3.634 sayılı Kunun'un 19 uncu maddesi hükmüne göre tüm kat malikleri anataşınmazın mimari durumunu projesine uygun olarak titizlikle korumak zorunda olup, onaylı mimari projede tadilat yapan projenin geçerli olabilmesi için salt belediyece onaylanması yeterli bulunmayıp, onaylı mimari projeye aykırı her türlü inşaat ve tadilatın mutlaka bu tadilata ait projenin onaylandığı tarihteki tüm kat maliklerinin onayını alması zorunludur.

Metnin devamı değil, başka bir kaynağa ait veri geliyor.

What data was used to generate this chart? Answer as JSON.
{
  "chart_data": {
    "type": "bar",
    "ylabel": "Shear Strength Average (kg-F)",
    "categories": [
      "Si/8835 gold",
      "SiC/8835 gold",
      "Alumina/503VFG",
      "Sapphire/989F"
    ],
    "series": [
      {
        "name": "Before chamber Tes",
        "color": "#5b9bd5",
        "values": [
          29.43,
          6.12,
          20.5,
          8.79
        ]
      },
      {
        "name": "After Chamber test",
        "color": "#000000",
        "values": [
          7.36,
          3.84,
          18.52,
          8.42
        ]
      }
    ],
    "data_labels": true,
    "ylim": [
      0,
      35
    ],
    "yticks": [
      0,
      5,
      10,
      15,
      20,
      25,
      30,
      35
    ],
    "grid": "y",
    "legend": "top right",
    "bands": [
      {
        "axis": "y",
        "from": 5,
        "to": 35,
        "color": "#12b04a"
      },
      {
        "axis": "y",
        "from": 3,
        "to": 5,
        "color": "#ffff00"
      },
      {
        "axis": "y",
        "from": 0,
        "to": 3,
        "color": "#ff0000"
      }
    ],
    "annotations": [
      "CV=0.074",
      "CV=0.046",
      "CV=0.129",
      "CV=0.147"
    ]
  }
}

4. Dosya içinde bulunan bilgi ve belgeler ile özellikle İstanbul Anadolu 10. Sulh Hukuk Mahkemesinin 2021/169 Esas sayılı dosyasından alınan 28.02.2022 tarihli bilirkişi raporunun 2. Sayfasında "2.2- Taşınmaza Ait Onaylı Mimari Proje" başlığı altında; Kadıköy Belediye Başkanlığı Yapı Kontrol Müdürlüğün yazısı ekinde yer alan CD içerisinde dava konusu taşınmaza (ana taşınmaz) ait 20.03.1985 tarihli ve 42-31 sayılı rölöve projesinin bulunduğu, tespiti ile dava konusu taşınmazda kat irtifakı kurulması sırasında onaylanan 1980 tarihli proje yanında, 1985 tarihli belediyece onaylanan rölöve projesinin de bulunduğu belirttiğinden, öncelikle bu projenin onaylandığı tarihteki tüm kat maliklerinin onayını alıp almadığı araştırılarak proje uzman bilirkişiye yerinde uygulattırılarak dosyada bulunan bilirkişi raporları arasındaki çelişki de giderildikten sonra, dava konusu edilen hususların bu projeye uygun olup olmadığı krokiye de bağlanmak suretiyle ve dava edilen hususların 20.03.1985 tarihli röleve (tadilat) projeye aykırı olduğunun bilirkişi tarafından tespit edilmesi halinde dava edilen projeye aykırı hususların eski hale getirilmesinin binanın statiğine zarar verip vermeyeceği de açıklattırılarak oluşacak sonucuna göre bir karar verilmesi gerekirken, böyle bir değerlendirme yapmayan bilirkişi raporu esas alınarak yetersiz inceleme ve eksik araştırma ile davanın kabulüne karar verilmesi hatalı olup karar bozulmalıdır.

VI. KARAR

Açıklanan sebeplerle;

1. Davalı vekilinin temyiz itirazlarının kabulü ile temyiz olunan, İlk Derece Mahkemesi kararına karşı istinaf başvurusunun esastan reddine ilişkin Bölge Adliye Mahkemesi kararının ORTADAN KALDIRILMASINA,

2. İlk Derece Mahkemesi kararının BOZULMASINA,

Davalıdan peşin alınan temyiz harcının istenildiğinde iadesine,

Dosyanın İlk Derece Mahkemesine, kararın bir örneğinin Bölge Adliye Mahkemesine gönderilmesine,

24.02.2025 tarihinde oy birliğiyle karar verildi.